Published online by Cambridge University Press: 05 June 2012
For several years now, I have sought to vindicate what I call feminist fundamentalism, which I define as an uncompromising commitment to the equality of the sexes as intense and at least as worthy of respect as, for example, a religiously or culturally based commitment to female subordination or fixed sex roles. As I have argued, both individuals and nation-states can have feminist fundamentalist commitments that, like the religious commitments to which they can fruitfully be analogized, may differ somewhat in content as well as in character. Although all feminists repudiate female subordination, for example, some may seek equality in separate spheres, whereas others insist instead that “fixed notions concerning the roles and abilities of males and females” are anathema. Although, in the late twentieth century, feminist fundamentalist commitments of the latter kind were central to the constitutionalization of the law of marriage in the United States and elsewhere, more recent disputes at the intersection of constitutional and family law in Western constitutional democracies have foregrounded other concerns, including sexual orientation nondiscrimination, religious liberty, and respect for cultural diversity.

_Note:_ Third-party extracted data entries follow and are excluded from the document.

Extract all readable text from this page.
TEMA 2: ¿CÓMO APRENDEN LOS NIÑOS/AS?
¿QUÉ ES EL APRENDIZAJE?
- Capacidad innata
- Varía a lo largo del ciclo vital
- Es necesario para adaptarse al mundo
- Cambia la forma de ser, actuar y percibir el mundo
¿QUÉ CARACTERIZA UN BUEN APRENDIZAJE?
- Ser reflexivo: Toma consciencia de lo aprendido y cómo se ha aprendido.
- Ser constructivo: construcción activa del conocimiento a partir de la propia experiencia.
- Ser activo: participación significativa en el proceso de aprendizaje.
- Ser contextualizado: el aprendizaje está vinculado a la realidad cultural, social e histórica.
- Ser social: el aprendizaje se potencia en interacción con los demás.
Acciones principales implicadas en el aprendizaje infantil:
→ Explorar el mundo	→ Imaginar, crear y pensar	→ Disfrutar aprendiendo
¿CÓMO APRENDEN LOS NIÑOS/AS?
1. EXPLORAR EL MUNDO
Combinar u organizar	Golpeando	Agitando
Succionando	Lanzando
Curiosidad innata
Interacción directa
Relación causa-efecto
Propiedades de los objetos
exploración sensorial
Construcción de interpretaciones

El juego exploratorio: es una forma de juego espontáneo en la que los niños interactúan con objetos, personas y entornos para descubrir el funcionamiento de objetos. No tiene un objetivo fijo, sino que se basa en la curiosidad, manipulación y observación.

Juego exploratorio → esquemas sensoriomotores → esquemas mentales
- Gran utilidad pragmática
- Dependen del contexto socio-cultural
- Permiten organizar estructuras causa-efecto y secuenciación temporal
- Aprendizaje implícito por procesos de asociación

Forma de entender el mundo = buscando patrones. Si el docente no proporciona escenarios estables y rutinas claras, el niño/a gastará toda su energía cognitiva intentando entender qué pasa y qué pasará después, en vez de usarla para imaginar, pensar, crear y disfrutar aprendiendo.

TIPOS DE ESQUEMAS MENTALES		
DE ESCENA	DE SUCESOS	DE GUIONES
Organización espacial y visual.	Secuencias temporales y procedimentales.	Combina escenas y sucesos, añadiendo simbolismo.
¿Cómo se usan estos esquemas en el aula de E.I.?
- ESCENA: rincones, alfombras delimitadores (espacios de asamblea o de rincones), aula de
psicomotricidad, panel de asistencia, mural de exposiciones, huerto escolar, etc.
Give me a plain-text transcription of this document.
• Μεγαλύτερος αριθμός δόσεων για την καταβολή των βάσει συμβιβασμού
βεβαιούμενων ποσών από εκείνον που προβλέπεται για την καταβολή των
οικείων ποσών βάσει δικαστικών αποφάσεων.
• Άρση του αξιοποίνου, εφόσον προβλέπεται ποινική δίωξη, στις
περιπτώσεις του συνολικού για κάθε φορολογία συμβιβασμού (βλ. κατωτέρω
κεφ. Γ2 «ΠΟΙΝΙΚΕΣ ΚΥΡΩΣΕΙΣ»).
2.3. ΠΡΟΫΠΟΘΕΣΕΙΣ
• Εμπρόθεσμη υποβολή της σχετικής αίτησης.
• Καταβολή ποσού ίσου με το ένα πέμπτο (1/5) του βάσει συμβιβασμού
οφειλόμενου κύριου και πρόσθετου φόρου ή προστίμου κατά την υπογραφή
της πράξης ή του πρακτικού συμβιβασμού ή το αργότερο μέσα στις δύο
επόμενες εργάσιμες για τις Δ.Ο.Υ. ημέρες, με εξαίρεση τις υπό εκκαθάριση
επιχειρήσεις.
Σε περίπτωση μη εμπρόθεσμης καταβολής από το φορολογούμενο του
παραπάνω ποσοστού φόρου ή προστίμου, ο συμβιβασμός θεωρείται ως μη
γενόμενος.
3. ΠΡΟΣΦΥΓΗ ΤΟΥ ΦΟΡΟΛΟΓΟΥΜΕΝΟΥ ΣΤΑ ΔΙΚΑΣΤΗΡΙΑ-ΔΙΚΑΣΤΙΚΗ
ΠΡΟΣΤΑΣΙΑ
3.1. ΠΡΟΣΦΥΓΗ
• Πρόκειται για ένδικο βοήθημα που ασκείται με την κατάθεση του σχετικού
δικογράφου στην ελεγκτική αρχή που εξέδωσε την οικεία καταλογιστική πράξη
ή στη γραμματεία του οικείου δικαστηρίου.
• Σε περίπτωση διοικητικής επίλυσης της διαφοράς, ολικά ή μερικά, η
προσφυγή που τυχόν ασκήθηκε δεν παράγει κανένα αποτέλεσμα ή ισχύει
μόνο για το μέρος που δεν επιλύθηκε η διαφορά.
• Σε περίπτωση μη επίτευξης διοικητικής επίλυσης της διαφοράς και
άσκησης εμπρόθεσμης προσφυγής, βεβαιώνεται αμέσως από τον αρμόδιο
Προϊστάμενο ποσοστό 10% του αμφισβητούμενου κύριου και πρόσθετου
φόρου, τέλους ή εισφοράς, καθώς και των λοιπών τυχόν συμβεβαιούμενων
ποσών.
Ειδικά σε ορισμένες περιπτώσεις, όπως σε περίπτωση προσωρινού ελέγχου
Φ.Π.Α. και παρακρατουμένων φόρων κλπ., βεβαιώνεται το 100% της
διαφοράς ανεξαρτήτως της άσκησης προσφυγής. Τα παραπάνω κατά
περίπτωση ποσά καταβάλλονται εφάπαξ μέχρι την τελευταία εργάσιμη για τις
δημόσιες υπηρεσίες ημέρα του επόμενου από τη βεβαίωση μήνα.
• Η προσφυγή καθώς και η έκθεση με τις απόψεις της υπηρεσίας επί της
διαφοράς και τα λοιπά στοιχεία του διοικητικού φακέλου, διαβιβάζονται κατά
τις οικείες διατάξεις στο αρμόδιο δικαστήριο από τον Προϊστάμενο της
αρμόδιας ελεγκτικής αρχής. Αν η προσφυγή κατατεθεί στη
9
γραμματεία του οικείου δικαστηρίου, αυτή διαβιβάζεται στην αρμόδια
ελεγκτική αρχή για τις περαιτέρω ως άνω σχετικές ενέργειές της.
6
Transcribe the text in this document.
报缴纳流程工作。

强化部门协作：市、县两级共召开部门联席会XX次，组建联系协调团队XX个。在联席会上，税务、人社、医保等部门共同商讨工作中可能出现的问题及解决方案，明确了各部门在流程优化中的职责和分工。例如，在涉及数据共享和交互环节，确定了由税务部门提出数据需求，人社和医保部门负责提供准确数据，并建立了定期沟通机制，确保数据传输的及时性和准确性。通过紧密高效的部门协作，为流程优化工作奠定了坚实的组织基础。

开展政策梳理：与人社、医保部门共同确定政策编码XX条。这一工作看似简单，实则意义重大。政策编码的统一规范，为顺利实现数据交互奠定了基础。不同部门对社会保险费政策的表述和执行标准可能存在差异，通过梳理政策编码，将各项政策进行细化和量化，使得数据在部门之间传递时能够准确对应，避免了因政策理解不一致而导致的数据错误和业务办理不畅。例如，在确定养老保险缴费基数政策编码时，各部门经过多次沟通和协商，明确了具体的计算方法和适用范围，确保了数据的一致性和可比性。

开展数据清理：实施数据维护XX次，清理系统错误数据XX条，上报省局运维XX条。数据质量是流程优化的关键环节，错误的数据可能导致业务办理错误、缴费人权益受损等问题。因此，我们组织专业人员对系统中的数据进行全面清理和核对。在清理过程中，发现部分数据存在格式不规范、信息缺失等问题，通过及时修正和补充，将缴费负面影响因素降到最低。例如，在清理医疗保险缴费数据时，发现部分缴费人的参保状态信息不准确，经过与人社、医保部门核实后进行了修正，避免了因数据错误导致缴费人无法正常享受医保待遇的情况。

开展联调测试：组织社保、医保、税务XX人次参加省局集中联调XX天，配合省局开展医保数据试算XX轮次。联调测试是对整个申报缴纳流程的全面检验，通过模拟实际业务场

In this chapter, I analyze what a feminist fundamentalist perspective might bring to one of these ongoing disputes, the question of whether same-sex couples have a constitutional right to marry. Taking the bulk of my examples from state constitutional cases in the United States, I shall argue that the growing trend toward rejection of a constitutional prohibition on sex discrimination as one basis for invalidating restrictions on same-sex marriage has broader adverse consequences for the sexual liberty and equality of all individuals, particularly but not exclusively for heterosexual women from a feminist perspective.